The Healing Arts program is the product of much groundwork. Gerardot first approached Parkview with the concept nearly two years ago. The impetus for the initial discussion was a 2009 report from the Society for the Arts and Healthcare, which laid out the many benefits of marrying the arts with health care.
“(After research), it was obvious that we were missing an opportunity to care for the whole person,” said Parkview Health's director of community engagement, Heather Schoegler.
Parkview was open to working with outside groups to better meet the nonphysical needs of patients and staff. A partnership seemed like the natural progression for many reasons.
First, the Parkview Foundation had specifically allocated money for “Healing Arts” after the completion of the regional medical center. Fine art, including a central mural in the lobby, was displayed throughout the hospital and sponsored by community members. The funds were earmarked for the cause of Healing Arts, although it was unclear what that would look like at the time.
“Healing Arts was a guiding principle of building Parkview Regional Medical Center,” Schoegler said, “and we've had elements of it in patient care, but haven't had a formal strategy to support it until now."
Knowing about Parkview's commitment to the arts, Gerardot and her colleagues were eager to approach the hospital system with the concept of a nonprofit-corporate relationship. The mission of the Fort Wayne Dance Collective is to inspire and empower people of all ages and abilities through movement and rhythm.
It was her organization's broad mission that Gerardot saw as a logical benefit. “We do a lot of types of healing movement,” she said. “It's not just dance.” The Dance Collective also has relationships with other local arts organizations, which could be an asset later if the program expands to other media.
Speaking of relationships, in July representatives from Parkview and the Dance Collective visited the University of Florida's Shands Hospital as part of a site visit. The facility is nationally renowned for its innovative Healing Arts program. The hospital's approach to Healing Arts served as a prototype for Parkview's program, and many of the elements are already in place.
For example, all artists are professionals in their respective fields. Currently, five artists work are contracted part-time, to “help them grow in their work outside” the hospital according to Gerardot. The ultimate goal is to employ 25-30 artists part-time, which will have significant economic impact on the region.
Parkview hopes to bring the program to its other units and regional hospitals with additional funding.
Gerardot sees the artist relationship aspect as an extension of the Dance Collective's work, as they have contracted with local artists for 35 years.

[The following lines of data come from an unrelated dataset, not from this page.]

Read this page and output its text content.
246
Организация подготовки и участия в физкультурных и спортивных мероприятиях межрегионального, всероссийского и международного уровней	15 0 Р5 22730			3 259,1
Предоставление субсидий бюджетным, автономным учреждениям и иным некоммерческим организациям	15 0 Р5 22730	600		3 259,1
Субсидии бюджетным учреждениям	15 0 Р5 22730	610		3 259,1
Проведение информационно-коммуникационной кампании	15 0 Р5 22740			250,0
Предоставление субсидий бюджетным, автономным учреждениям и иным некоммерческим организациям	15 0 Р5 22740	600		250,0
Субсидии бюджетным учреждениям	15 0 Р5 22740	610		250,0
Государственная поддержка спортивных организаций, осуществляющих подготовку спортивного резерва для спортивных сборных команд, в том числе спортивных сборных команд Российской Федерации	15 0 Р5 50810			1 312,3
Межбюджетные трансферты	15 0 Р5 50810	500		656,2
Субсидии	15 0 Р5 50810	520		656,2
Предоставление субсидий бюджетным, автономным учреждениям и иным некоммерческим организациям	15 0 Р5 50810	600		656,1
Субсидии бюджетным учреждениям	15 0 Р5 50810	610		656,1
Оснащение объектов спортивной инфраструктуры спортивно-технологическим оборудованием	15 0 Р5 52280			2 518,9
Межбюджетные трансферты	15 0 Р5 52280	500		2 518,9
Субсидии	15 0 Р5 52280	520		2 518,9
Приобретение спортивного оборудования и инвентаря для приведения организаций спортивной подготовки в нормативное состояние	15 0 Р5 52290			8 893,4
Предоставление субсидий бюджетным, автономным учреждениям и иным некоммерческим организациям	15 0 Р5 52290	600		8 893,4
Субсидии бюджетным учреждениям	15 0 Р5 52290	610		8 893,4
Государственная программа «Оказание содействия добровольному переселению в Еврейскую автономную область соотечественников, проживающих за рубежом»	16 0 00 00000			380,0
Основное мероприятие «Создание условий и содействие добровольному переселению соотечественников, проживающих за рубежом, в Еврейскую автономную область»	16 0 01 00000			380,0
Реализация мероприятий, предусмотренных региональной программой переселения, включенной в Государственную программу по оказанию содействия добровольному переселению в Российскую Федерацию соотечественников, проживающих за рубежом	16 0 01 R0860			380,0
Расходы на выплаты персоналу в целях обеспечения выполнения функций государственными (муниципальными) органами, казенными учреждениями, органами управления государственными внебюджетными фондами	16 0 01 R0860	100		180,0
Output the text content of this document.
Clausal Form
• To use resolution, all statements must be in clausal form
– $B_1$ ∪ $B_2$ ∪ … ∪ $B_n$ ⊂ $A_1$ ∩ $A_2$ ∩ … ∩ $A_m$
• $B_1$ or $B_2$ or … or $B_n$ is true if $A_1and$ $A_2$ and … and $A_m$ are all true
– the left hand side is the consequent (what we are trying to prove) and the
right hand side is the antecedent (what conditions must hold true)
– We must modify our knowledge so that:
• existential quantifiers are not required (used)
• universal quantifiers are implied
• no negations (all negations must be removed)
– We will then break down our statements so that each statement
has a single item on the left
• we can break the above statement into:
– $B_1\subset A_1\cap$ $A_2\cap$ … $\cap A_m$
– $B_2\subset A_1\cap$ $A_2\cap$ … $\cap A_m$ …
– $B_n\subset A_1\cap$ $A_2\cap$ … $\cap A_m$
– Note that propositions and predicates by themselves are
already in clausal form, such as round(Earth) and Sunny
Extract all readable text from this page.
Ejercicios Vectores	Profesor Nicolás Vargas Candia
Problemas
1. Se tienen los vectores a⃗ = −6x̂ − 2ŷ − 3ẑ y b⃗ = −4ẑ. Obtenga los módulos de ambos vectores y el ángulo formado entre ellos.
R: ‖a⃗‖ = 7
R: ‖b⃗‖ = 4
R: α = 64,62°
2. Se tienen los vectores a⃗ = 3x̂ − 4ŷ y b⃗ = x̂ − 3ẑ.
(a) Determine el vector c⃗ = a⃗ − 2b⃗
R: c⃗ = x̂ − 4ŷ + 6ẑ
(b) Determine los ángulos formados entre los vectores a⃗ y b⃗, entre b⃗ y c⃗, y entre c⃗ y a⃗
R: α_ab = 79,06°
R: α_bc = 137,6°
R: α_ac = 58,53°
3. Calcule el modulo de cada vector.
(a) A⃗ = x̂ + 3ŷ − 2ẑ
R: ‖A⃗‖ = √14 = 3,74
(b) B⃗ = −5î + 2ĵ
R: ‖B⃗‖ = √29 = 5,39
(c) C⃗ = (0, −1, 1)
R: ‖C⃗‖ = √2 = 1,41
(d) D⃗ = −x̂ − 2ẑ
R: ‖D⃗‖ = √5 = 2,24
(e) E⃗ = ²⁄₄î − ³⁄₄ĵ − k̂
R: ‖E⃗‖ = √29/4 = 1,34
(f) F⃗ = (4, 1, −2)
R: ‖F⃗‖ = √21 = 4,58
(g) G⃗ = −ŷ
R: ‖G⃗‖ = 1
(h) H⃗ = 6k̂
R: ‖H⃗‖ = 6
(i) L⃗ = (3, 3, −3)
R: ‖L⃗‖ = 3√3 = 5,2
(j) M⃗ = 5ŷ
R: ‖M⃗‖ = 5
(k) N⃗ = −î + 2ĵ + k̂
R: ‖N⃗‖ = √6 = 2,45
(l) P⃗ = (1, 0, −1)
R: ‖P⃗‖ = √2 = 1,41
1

Another element Parkview has adopted from Shands' model is the non-clinical approach. In contrast to art therapy, which has specific patient goals and outcomes, healing arts is about service, not a regimented scope of care. Success will be measured by patient satisfaction, Schoegler noted.
“When looking at the whole person, we do an excellent job of caring for the whole body, but we want to enhance the way we care for their spirit as well,” she said. “By caring for the spirit, it can facilitate bodily healing.”
And there is research − mostly qualitative − to support these claims. For example, in 2002, KCI Research and Evaluation conducted a quantitative/qualitative study of the Hospital Artist-in-Residence Program of The Creative Center in New York City.
Data from both patients and staff at five hospitals showed that patient feelings of boredom, anxiety, loneliness, and sadness were relieved. Moreover, patients were more willing to talk about treatment options and/or responded better to treatment after the artist's visit, making the caregiver's job easier.
Since the artist's visit is the central component of the program, the selection process was rigorous by design. All artists are required to undergo the same training as clinical professionals, as well as a special Healing Arts training session.
“We believe we've picked artists skilled with empathy and responsiveness,” she said. Echoing Schoegler's comments, Gerardot added, “It's really about their communication and how they relate to people.”